Board members Andrew Yawger, Dr. Kathleen Muzevich and Patricia O'Brien-Pieja voted against the budget and the tax increase, saying the district cannot tax its way out of the situation that is being created.
'To balance what we have to do to provide for the education and be responsible fiscally to the people we serve – it's not an easy choice,' Yawger said. 'The state is going to have to deal with 500 school districts going bankrupt in the very near future.'
'I'd hate to leave the fate of my child or any child in this community in the hands of the state, because I just don't trust that they would do the right thing,' said School Superintendent Dr. Beverly Martin. 'So if we don't do it, I don't trust that the state will do it – I wish I could.'
Since approving a preliminary budget in January, the board has trimmed an estimated $1.8 million from the original deficit of $2.5 million. Some of the savings came from an early retirement incentive for teachers, a teacher salary freeze and an administration salary freeze.
O'Brien-Pieja said Governor Tom Corbett needs to properly fund the school districts. 'I think we send the wrong message when we cover his mistakes, He is not living up to his responsibility,' she said.
Board member Russell Diesinger said, 'This is about our kids and our community, and I don't want to send a message to anybody based on the backs of those kids.'
'My concern is that even with this minimal increase we are still the third highest district in the county as far as taxes are concerned. Next year's not going to be any easier, and I don't think we can continue to put this on the backs of our taxpayers,' Muzevich said.

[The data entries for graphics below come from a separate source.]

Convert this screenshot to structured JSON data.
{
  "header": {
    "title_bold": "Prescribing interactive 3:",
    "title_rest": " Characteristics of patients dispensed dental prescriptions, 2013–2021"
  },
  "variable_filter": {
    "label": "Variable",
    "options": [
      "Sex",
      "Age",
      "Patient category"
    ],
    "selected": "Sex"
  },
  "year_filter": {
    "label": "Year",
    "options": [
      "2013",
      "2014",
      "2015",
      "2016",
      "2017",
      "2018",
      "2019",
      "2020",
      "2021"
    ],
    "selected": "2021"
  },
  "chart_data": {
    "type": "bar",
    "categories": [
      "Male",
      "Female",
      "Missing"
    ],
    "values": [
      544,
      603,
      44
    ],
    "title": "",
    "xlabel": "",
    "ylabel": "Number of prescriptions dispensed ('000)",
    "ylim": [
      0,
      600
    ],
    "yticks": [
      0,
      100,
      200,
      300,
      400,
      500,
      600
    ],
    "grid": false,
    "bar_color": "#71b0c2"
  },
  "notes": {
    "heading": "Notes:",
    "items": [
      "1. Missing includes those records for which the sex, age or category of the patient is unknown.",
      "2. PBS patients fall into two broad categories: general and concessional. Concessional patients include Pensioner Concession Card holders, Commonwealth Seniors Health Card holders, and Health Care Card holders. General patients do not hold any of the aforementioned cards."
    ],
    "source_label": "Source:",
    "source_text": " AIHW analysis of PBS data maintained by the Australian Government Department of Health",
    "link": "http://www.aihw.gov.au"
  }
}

One of the issues the board has discussed during this budget cycle is the dramatic increase in the district's contribution to the State Public School Employees' Retirement System – a contribution the district is required to make. The district's financial commitment is projected to increase from the current level of 8.65 percent of the district's wages to 25.56 percent in the 2015-2016 school year – an additional $2,799.153 over a four year period.